October 24th, 2016

Max’s View

Happy Valley
My best friend often says, “All that is necessary for the triumph of evil is that good men do nothing.”

On the face of it, this saying seems pretty sound and moral. But I fundamentally disagree.

I believe that in most cases, turning the other cheek is preferable to heroic action. For example, if the United States had done nothing in Iraq in 2003, the Middle East would very likely be a less evil place today.

My belief that doing nothing in the face of evil is morally justified is put to the test in the thought-provoking documentary “Happy Valley.”

You already know the basic story.
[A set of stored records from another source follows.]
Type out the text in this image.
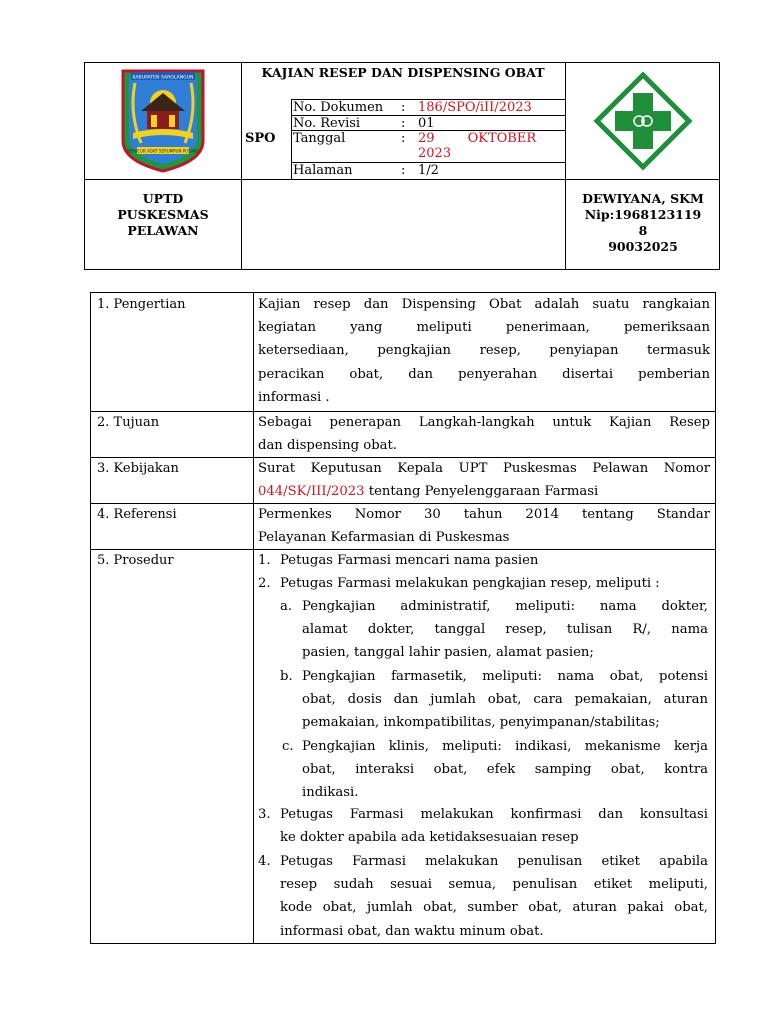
KABUPATEN SAROLANGUN
SEPUCUK ADAT SERUMPUN PUSAKO
KAJIAN RESEP DAN DISPENSING OBAT
SPO
No. Dokumen : 186/SPO/iII/2023
No. Revisi	: 01
Tanggal	: 29        OKTOBER
2023
Halaman	: 1/2
UPTD
PUSKESMAS
PELAWAN
DEWIYANA, SKM
Nip:1968123119
8
90032025
1. Pengertian	Kajian resep dan Dispensing Obat adalah suatu rangkaian
kegiatan yang meliputi penerimaan, pemeriksaan
ketersediaan, pengkajian resep, penyiapan termasuk
peracikan obat, dan penyerahan disertai pemberian
informasi .
2. Tujuan	Sebagai penerapan Langkah-langkah untuk Kajian Resep
dan dispensing obat.
3. Kebijakan	Surat Keputusan Kepala UPT Puskesmas Pelawan Nomor
044/SK/III/2023 tentang Penyelenggaraan Farmasi
4. Referensi	Permenkes Nomor 30 tahun 2014 tentang Standar
Pelayanan Kefarmasian di Puskesmas
5. Prosedur	1. Petugas Farmasi mencari nama pasien
2. Petugas Farmasi melakukan pengkajian resep, meliputi :
a. Pengkajian administratif, meliputi: nama dokter,
alamat dokter, tanggal resep, tulisan R/, nama
pasien, tanggal lahir pasien, alamat pasien;
b. Pengkajian farmasetik, meliputi: nama obat, potensi
obat, dosis dan jumlah obat, cara pemakaian, aturan
pemakaian, inkompatibilitas, penyimpanan/stabilitas;
c. Pengkajian klinis, meliputi: indikasi, mekanisme kerja
obat, interaksi obat, efek samping obat, kontra
indikasi.
3. Petugas Farmasi melakukan konfirmasi dan konsultasi
ke dokter apabila ada ketidaksesuaian resep
4. Petugas Farmasi melakukan penulisan etiket apabila
resep sudah sesuai semua, penulisan etiket meliputi,
kode obat, jumlah obat, sumber obat, aturan pakai obat,
informasi obat, dan waktu minum obat.
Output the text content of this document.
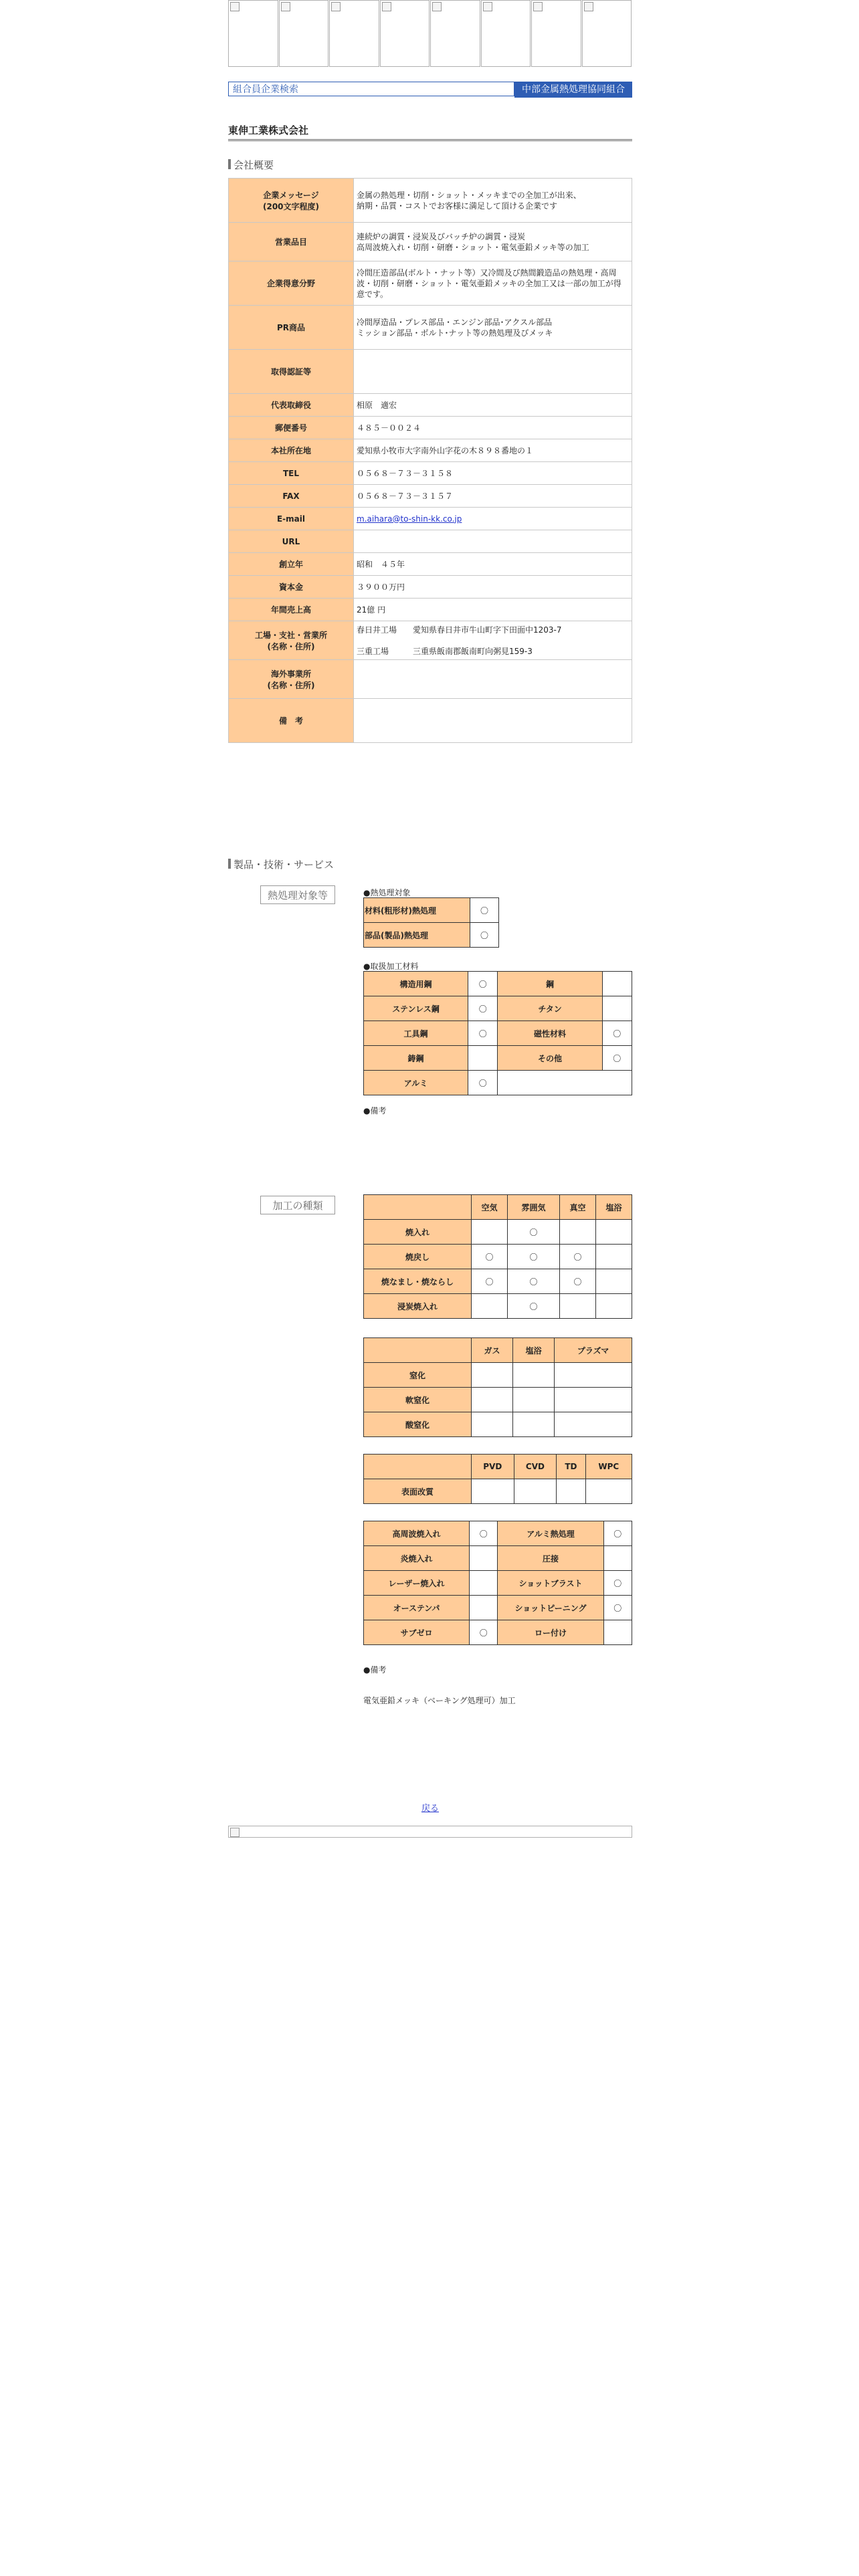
組合員企業検索	中部金属熱処理協同組合
東伸工業株式会社
会社概要
企業メッセージ
(200文字程度)	金属の熱処理・切削・ショット・メッキまでの全加工が出来、
納期・品質・コストでお客様に満足して頂ける企業です
営業品目	連続炉の調質・浸炭及びバッチ炉の調質・浸炭
高周波焼入れ・切削・研磨・ショット・電気亜鉛メッキ等の加工
企業得意分野	冷間圧造部品(ボルト・ナット等）又冷間及び熱間鍛造品の熱処理・高周波・切削・研磨・ショット・電気亜鉛メッキの全加工又は一部の加工が得意です。
PR商品	冷間厚造品・プレス部品・エンジン部品･アクスル部品
ミッション部品・ボルト･ナット等の熱処理及びメッキ
取得認証等	
代表取締役	相原　適宏
郵便番号	４８５－００２４
本社所在地	愛知県小牧市大字南外山字花の木８９８番地の１
TEL	０５６８－７３－３１５８
FAX	０５６８－７３－３１５７
E-mail	m.aihara@to-shin-kk.co.jp
URL	
創立年	昭和　４５年
資本金	３９００万円
年間売上高	21億 円
工場・支社・営業所
(名称・住所)	春日井工場　　愛知県春日井市牛山町字下田面中1203-7

三重工場　　　三重県飯南郡飯南町向粥見159-3
海外事業所
(名称・住所)	
備　考	
製品・技術・サービス
熱処理対象等	●熱処理対象
材料(粗形材)熱処理	〇
部品(製品)熱処理	〇
●取扱加工材料
構造用鋼	〇	鋼	
ステンレス鋼	〇	チタン	
工具鋼	〇	磁性材料	〇
鋳鋼		その他	〇
アルミ	〇		
●備考
加工の種類
		空気	雰囲気	真空	塩浴
焼入れ		〇		
焼戻し	〇	〇	〇	
焼なまし・焼ならし	〇	〇	〇	
浸炭焼入れ		〇		
	ガス	塩浴	プラズマ
窒化			
軟窒化			
酸窒化			
	PVD	CVD	TD	WPC
表面改質				
高周波焼入れ	〇	アルミ熱処理	〇
炎焼入れ		圧接	
レーザー焼入れ		ショットブラスト	〇
オーステンパ		ショットピーニング	〇
サブゼロ	〇	ロー付け	
●備考
電気亜鉛メッキ（ベーキング処理可）加工
戻る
In autumn 2011, long time Penn State defensive coordinator Jerry Sandusky was arrested on charges of pedophilia. He would ultimately be convicted and rightly locked up for life like the animal that he is.

Documentarian Amir Bar-Lev understands that Sandusky’s sordid tale is just the background. The real controversy began on Nov. 11 when the school fired head coach Joe Paterno.

Paterno wasn’t just the coach. He made Penn State an institution and a household name. He made sure that the kids he recruited became good men as well as good athletes. Penn State football players had an 87 percent graduation rate – second only to Stanford. But after a half century of service, 409 wins, and 2 national championships, Paterno was unceremoniously fired.

Because it had to come to light that Joe Paterno had abused children, too? Nope. Paterno was fired because he heard a rumor that someone had seen Sandusky in the shower with a boy and Paterno didn’t called the police. Instead, he merely reported the rumor to his superiors at the University and moved on.

Paterno didn’t see the act; he just heard a ghastly rumor. And, like a decent man, he probably didn’t believe it.

I don’t have children and I don’t particularly like spending time with kids. If I see a grown man rough housing with children that he has founded a charity to help, I have two thoughts: either he’s a pedophile or he’s a better man than I am and he is helping the needy and having a good time doing it. I want to believe that he is a good man. And most of the time I’ll be right.

I want to live in a world where people aren’t eager to believe the worst about each other. If a rumor starts going around my office that I go to zoos at night to kidnap baby pandas to bring them to my home to torture, I hope that my coworkers won’t immediately turn against me and get me fired and arrested. I hope they think, “until I actually see some wounded bears in Max’s basement, I’m going to withhold judgement.”

And Paterno and Sandusky weren’t just casual co-workers; they had coached together side by side for decades. If I somehow learned that my best friend was committing terrible crimes, I imagine I’d urge him to stop for the sake of his family. But I wouldn’t call the cops. I would rather tacitly enable evil than send my best friend to prison.

To me, these aren’t ethical dilemmas. I would absolutely rather be a man who minds his own business than a busybody who fails to respect other people’s privacy. And I’d absolutely rather be a good friend at all costs than a turncoat snitch.

To me, Paterno did everything right. “Happy Valley” reminded me that every once in a while, doing the right thing can lead to a lot of wrong.